A adesão dos varejistas ao sistema de pagamentos instantâneos, o Pix, lançado há pouco mais de dois meses, caminha a passos lentos.
Dados do Banco Central de transações com a nova ferramenta mostram que, desde a estreia, apenas 5,2% das operações dentro da nova ferramenta foram feitas de pessoas a empresas.
O consumidor ainda não consegue encontrar facilmente estabelecimentos que recebam com Pix. Especialistas e executivos do setor atribuem a baixa adesão do comércio às tarifas praticadas pelas instituições financeiras, à pouca demanda por parte do consumidor e à adaptação de sistemas.
Eles avaliam, no entanto, que a implementação no varejo é uma questão de tempo –e que deverá ocorrer ainda neste ano.
Em outra frente, o Pix teve grande aceitação na substituição ao DOC e à TED, para transferência de recursos entre contas –73% das transações foram realizadas entre pessoas físicas. Os outros 21,8% foram operações entre empresas ou para o governo.
"O dinheiro que sai da sua conta e vai para o lojista percorre um labirinto, é uma sistemática complexa. Muitos comerciantes ainda não tiveram tempo de se adaptar e os adquirentes, além de outras empresas que prestam serviços aos varejistas, ainda não implementaram o Pix", diz Carlos Netto, presidente da Matera, empresa de tecnologia para o mercado financeiro.
Para ele, existem alguns entraves para a adoção do Pix especialmente pelo ecommerce.

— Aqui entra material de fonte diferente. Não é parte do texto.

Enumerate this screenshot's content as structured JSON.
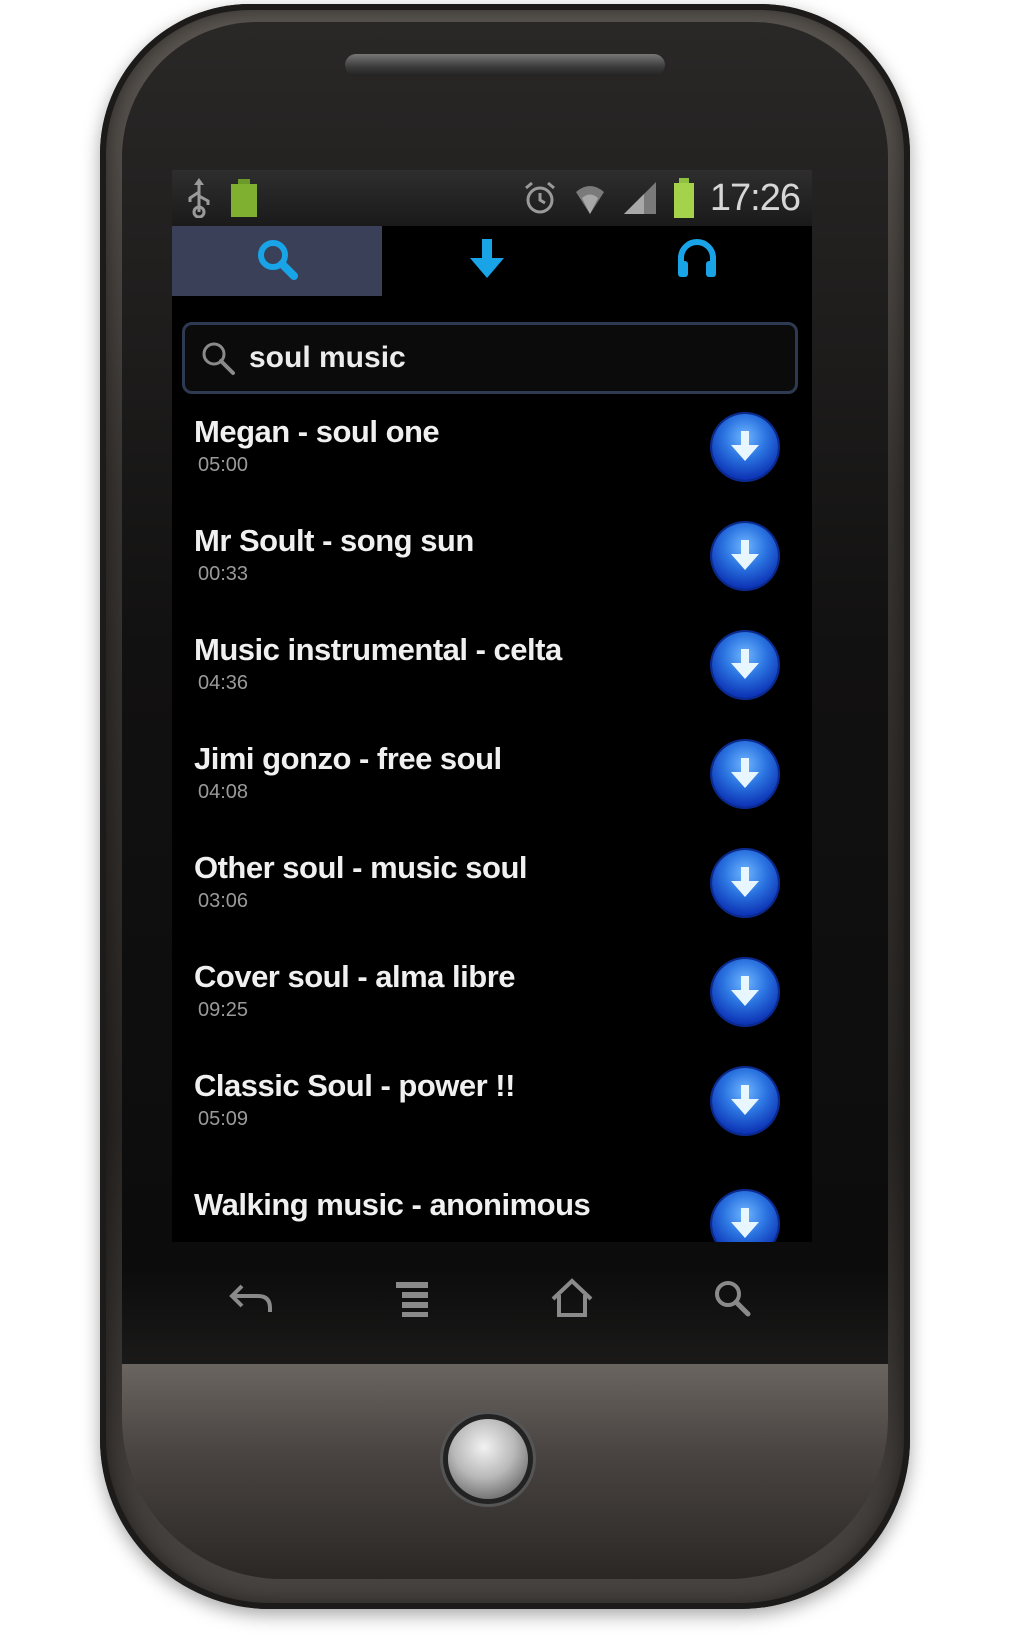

"Metade das vendas online é feita por mobile. Quando é gerado o QR Code, o consumidor não consegue escanear pela câmera do celular pelo qual foi gerada a imagem, o que dificulta a venda", diz.
Na tentativa de solucionar o problema das compras pelo celular, o BC chegou a colocar em pauta, antes do lançamento do sistema, um recurso pelo qual a loja poderia gerar um link clicável que levava o cliente diretamente ao aplicativo do banco para validação da compra, chamado de Pix Link.
Antes do lançamento, a autoridade monetária descartou a ferramenta e afirmou que não há previsão para que a funcionalidade seja disponibilizada.
"O BC entende que a iniciação por QR Code, incluindo a facilidade de copiá-lo e colá-lo, é a mais adequada e segura para as transações de ecommerce", disse em nota.
Em documentos do grupo de trabalho sobre segurança no Pix, publicados no site da autarquia, a justificativa para a retirada do recurso foi que poderiam ocorrer fraudes com a criação de links falsos, que enviariam o dinheiro a contas de golpistas.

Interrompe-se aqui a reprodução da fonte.